Sabato, 18 Settembre 2021
Cronaca

Di che Euro sei? Un terzo dei bolognesi non sa che auto guida

Quasi un terzo dei cittadini non conosce la classe Euro dell'auto di proprietà. Sì all'auto ecologica e alla riduzione delle emissioni, ma solo se il prezzo non cambia

Dal 1991 L’Unione Europea emana le norme di omologazione per le emissioni che le casa auto devono rispettare. Dall’Euro 0, ossia i veicoli non classificati, all’Euro I fino all’Euro VI, in vigore dal 2014. La categoria si ricava dalla carta di circolazione, dove è indicata sottoforma di Direttiva e quindi di non di facile lettura. Dalla classe dipende la possibilità o meno di circolare nei giorni di limitazione del traffico, l’ingresso in alcune zone cittadine e anche la possibilità di essere multati.

LA RICERCA. Una ricerca condotta da una compagnia assicurativa, rivela infatti che i 22% dei bolognesi, i maligni direbbero “delle bolognesi”, non è sicuro e il 7% totalmente ignaro della categoria Euro della propria auto, benché sotto le Due Torri si noti una certa sensibilità ambientale: il 46% acquisterebbe un’auto ecologica, ma allo stesso prezzo di quella benzina, il 19% sarebbe disposto a spendere fino a 1000 euro in più, ma un quarto non crede all’introduzione della trazione elettrica in tempi brevi. Quasi la metà è favorevole al car-sharing, cioè all’auto non di proprietà, condivisa e su prenotazione, ma lo considera un sevizio poco efficiente, il 16% non ci crede affatto e vuole condurre la propria.
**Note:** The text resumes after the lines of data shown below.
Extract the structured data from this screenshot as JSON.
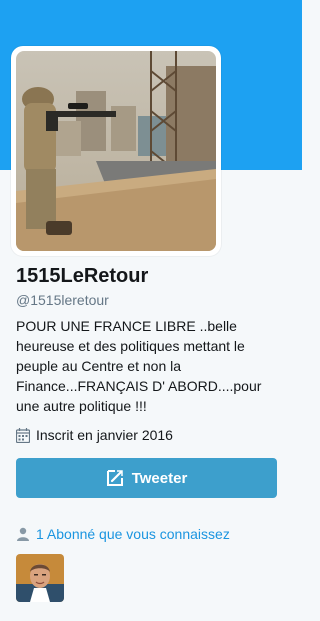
{
  "profile": {
    "name": "1515LeRetour",
    "handle": "@1515leretour",
    "bio": "POUR UNE FRANCE LIBRE ..belle heureuse et des politiques mettant le peuple au Centre et non la Finance...FRANÇAIS D' ABORD....pour une autre politique !!!",
    "joined": "Inscrit en janvier 2016"
  },
  "actions": {
    "tweet_label": "Tweeter"
  },
  "followers": {
    "known_label": "1 Abonné que vous connaissez"
  },
  "colors": {
    "banner": "#1da1f2",
    "button": "#3d9fcc",
    "link": "#1b95e0"
  },
  "icons": [
    "calendar-icon",
    "compose-tweet-icon",
    "person-icon"
  ]
}
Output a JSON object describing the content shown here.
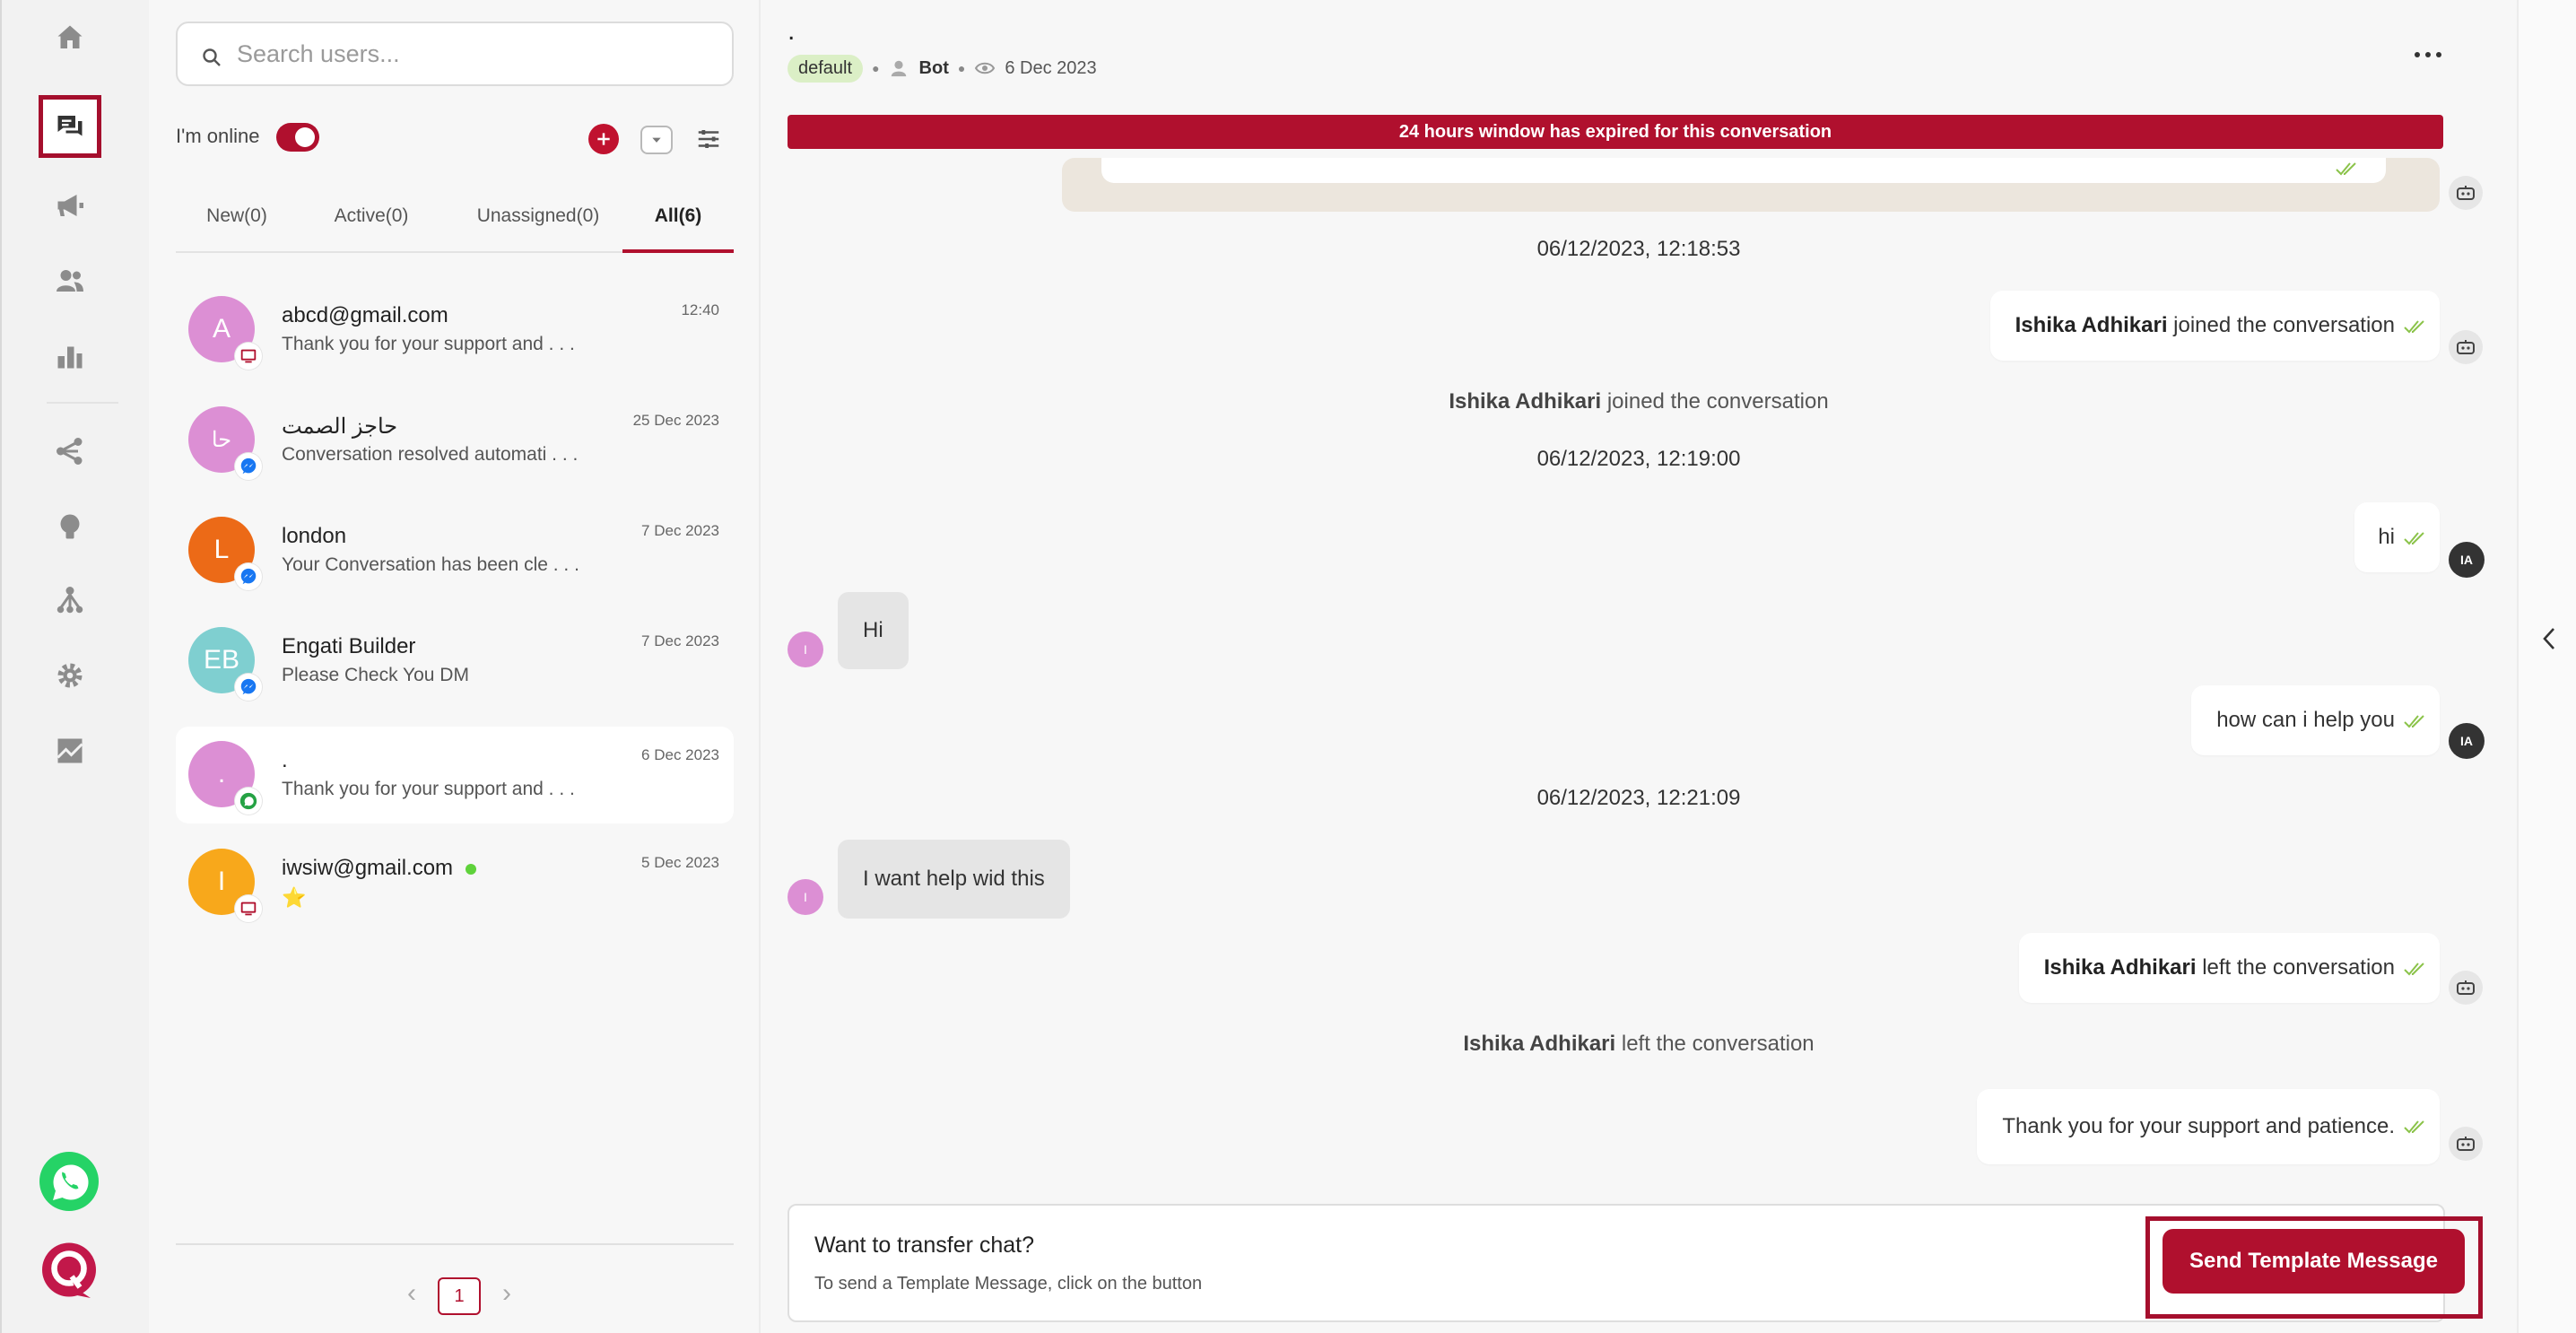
{
  "rail": {
    "items": [
      "home",
      "conversations",
      "broadcast",
      "users",
      "analytics",
      "flows",
      "ideas",
      "hierarchy",
      "settings",
      "integrations",
      "whatsapp",
      "brand"
    ]
  },
  "list": {
    "search_placeholder": "Search users...",
    "online_label": "I'm online",
    "online": true,
    "tabs": [
      {
        "label": "New(0)"
      },
      {
        "label": "Active(0)"
      },
      {
        "label": "Unassigned(0)"
      },
      {
        "label": "All(6)",
        "active": true
      }
    ],
    "conversations": [
      {
        "initials": "A",
        "name": "abcd@gmail.com",
        "preview": "Thank you for your support and . . .",
        "time": "12:40",
        "avatar_color": "#dc8fd4",
        "channel": "web"
      },
      {
        "initials": "حا",
        "name": "حاجز الصمت",
        "preview": "Conversation resolved automati . . .",
        "time": "25 Dec 2023",
        "avatar_color": "#dc8fd4",
        "channel": "messenger"
      },
      {
        "initials": "L",
        "name": "london",
        "preview": "Your Conversation has been cle . . .",
        "time": "7 Dec 2023",
        "avatar_color": "#ec6a17",
        "channel": "messenger"
      },
      {
        "initials": "EB",
        "name": "Engati Builder",
        "preview": "Please Check You DM",
        "time": "7 Dec 2023",
        "avatar_color": "#7fcfd0",
        "channel": "messenger"
      },
      {
        "initials": ".",
        "name": ".",
        "preview": "Thank you for your support and . . .",
        "time": "6 Dec 2023",
        "avatar_color": "#dc8fd4",
        "channel": "whatsapp",
        "selected": true
      },
      {
        "initials": "I",
        "name": "iwsiw@gmail.com",
        "preview": "⭐",
        "time": "5 Dec 2023",
        "avatar_color": "#f8a81b",
        "channel": "web",
        "online": true
      }
    ],
    "pager": {
      "prev": "‹",
      "current": "1",
      "next": "›"
    }
  },
  "chat": {
    "title": ".",
    "tag": "default",
    "agent": "Bot",
    "date": "6 Dec 2023",
    "banner": "24 hours window has expired for this conversation",
    "messages": {
      "ts1": "06/12/2023, 12:18:53",
      "joined_name": "Ishika Adhikari",
      "joined_text": "joined the conversation",
      "ts2": "06/12/2023, 12:19:00",
      "hi": "hi",
      "in_hi": "Hi",
      "help": "how can i help you",
      "ts3": "06/12/2023, 12:21:09",
      "in_help": "I want help wid this",
      "left_name": "Ishika Adhikari",
      "left_text": "left the conversation",
      "thanks": "Thank you for your support and patience.",
      "agent_initials": "IA",
      "user_initial": "I"
    },
    "composer": {
      "title": "Want to transfer chat?",
      "subtitle": "To send a Template Message, click on the button",
      "button": "Send Template Message"
    }
  },
  "colors": {
    "brand": "#b0102e",
    "check": "#8bc34a",
    "whatsapp": "#25d366",
    "messenger": "#1877f2"
  }
}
AUTO GPL E METANO. Eppure i cittadini emiliani-romagnoli guidano da sempre auto a basso impatto ambientale, forse inconsapevolmente poiché più attenti al lato economico. La nostra zona è considerata endemica per l’uso dell’auto a gas, GPL e metano, e per i numerosi distributori sul territorio. Sebbene il mercato dell’auto sia a picco, nella nostra regione, che lancia spesso campagne di incentivazione, nel primo semestre 2012 (in aumento sul 2011) sono state trasformati o acquistati a gas 25.827 veicoli, prima assoluta la provincia di Bologna con 5.822 unità (fonte Consorzio Ecogas). Agevolazioni anche per la sosta a pagamento: residenti e aziende dell'Emilia Romagna usufruiscono di uno sconto del 50% sull'abbonamento mensile e semestrale.

L'AUTO ELETTRICA. Per il momento i bolognesi hanno ragione rispetto all’auto elettrica, visto che le ricariche sono ancora poche, anche se in aumento, e i veicoli costano cari. Il Comune di Bologna incentiva invece bici a pedalata assistita e moto elettriche acquistate dal 17 settembre 2011: 300 euro se si compra una bicicletta elettrica a pedalata assistita e 600 euro se si compra una nuova moto rottamando la Euro 0 o Euro 1.

CAR-SHARING. Hanno invece “quasitorto quando considerano il Car-Sharing un servizio poco efficiente. In città e in prima periferia sono 24 i parcheggi dei veicoli (riconoscibili dal logo "io guido carsharing caratc" sulla carrozzeria), 9 di prossima attivazione e 8 in provincia. “Quasi” perché la scarsa conoscenza del servizio, rilevato dalla ricerca, evidenzia una parimenti scarsa comunicazione o sensibilizzazione da parte delle amministrazioni.